Through Darwin, Levine suggests in the second half of his book, we can achieve a more satisfying and lively sense of the wonderful within nature without sacrificing a commitment to secularism or retreating towards superstition. Levine is careful to ground his reading of Darwin in the man himself – in his life and his outlook as they emerge in his writing, including all the prejudices and inadequacies that we identify with the Victorian gentleman of which he is a specimen. Levine’s project here is profoundly humane and admirably humanistic in an old-fashioned way, as he seeks to realise Darwin the man through his reading of Darwin the writer. The result is a very personal engagement with Darwin which enables Levine to make a number of highly illuminating points which unite to form his overall thesis. He draws our attention once again to the almost unbearably sad story of Annie Darwin’s death to illustrate how, for Darwin, seeing and recording and interpreting the world as a scientist was part and parcel of an intimate emotional and imaginative bond with that world. He argues very persuasively too that the theory of sexual selection was an unwittingly feminist hypothesis which emphasised female choice as the primary directive force within an otherwise utilitarian process of evolution. Most strikingly, Levine shows us that Darwin offers an anthropomorphic view of the world, moved by humane sympathy, to replace the anthropocentric view of the world grounded in human solipsism and rendered untenable by Darwin’s own discovery.

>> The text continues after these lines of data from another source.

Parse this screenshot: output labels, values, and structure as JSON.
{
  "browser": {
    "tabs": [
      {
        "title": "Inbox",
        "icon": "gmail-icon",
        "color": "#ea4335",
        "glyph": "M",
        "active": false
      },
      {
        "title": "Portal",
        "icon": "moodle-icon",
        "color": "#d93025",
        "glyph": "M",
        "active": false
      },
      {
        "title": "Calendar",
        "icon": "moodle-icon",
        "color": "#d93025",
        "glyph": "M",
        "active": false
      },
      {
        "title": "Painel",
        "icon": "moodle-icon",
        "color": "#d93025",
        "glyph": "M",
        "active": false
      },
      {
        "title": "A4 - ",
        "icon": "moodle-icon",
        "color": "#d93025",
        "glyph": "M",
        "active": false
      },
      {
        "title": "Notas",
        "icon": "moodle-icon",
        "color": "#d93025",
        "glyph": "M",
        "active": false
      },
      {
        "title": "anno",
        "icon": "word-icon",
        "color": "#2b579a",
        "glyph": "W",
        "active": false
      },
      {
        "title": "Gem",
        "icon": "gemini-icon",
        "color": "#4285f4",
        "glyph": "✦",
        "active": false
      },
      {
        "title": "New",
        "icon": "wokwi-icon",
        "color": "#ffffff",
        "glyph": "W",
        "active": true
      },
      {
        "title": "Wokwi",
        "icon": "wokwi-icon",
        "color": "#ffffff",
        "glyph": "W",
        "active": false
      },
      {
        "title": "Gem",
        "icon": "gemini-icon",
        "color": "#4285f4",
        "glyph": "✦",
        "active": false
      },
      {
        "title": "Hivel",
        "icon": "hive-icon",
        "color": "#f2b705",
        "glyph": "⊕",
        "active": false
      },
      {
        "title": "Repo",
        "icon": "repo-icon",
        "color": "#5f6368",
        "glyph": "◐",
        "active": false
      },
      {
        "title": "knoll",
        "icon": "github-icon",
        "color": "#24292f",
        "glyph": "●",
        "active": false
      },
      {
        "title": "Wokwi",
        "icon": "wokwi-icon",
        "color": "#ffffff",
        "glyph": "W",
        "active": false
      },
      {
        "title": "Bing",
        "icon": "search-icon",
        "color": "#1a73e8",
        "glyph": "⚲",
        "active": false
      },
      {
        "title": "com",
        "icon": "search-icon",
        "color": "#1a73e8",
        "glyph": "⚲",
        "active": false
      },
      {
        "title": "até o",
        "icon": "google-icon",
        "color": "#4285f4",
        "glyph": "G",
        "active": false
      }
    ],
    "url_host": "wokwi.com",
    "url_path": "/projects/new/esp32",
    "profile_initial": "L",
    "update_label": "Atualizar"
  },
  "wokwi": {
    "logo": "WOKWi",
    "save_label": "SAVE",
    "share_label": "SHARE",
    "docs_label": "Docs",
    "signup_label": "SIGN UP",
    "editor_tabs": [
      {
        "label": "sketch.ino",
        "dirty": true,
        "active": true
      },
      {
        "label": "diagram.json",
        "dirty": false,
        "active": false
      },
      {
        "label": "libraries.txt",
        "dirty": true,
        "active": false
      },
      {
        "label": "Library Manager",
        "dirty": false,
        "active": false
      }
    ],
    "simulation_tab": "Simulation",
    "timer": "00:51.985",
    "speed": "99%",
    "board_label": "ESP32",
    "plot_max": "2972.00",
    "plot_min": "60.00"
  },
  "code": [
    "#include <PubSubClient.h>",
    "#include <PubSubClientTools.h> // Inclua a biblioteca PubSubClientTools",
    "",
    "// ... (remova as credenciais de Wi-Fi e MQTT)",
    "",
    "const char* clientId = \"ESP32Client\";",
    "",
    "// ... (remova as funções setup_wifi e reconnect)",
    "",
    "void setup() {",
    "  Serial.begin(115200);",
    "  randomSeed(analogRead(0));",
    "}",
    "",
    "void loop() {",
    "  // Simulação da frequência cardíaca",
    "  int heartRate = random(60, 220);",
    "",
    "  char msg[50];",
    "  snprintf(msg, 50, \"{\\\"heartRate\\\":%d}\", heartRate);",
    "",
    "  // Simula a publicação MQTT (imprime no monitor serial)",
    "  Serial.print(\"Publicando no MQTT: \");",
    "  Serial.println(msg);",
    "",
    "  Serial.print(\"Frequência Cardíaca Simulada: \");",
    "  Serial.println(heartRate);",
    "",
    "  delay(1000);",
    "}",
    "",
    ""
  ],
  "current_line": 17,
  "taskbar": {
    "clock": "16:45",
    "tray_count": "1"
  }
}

Darwin Loves You is a lucid, incisive and delightful book which shows that literary criticism still has an important part to play in leading us towards a humane culture and in safeguarding and sustaining secular understanding. It is a model too for an interdisciplinary engagement between the literary critic and the world of science. In reclaiming Romanticism for the Darwinian worldview it shares a platform with books as diverse as Wilson’s Biophilia, Gould’s Wonderful Life, Dawkins’s Unweaving the Rainbow and Robert Richards’s The Romantic Conception of Life. Like the sociobiology it both complements and opposes, this is a distinctively Victorian project. As the intellectual climate has again been favourable to sociobiology, so is it favourable too to this more urgent revival. We live in a more dangerously religiose environment than at any time since the nineteenth century, and the stakes are if anything higher. In times like these, we should be all the more grateful for such a subtle and profound book as Levine has given us.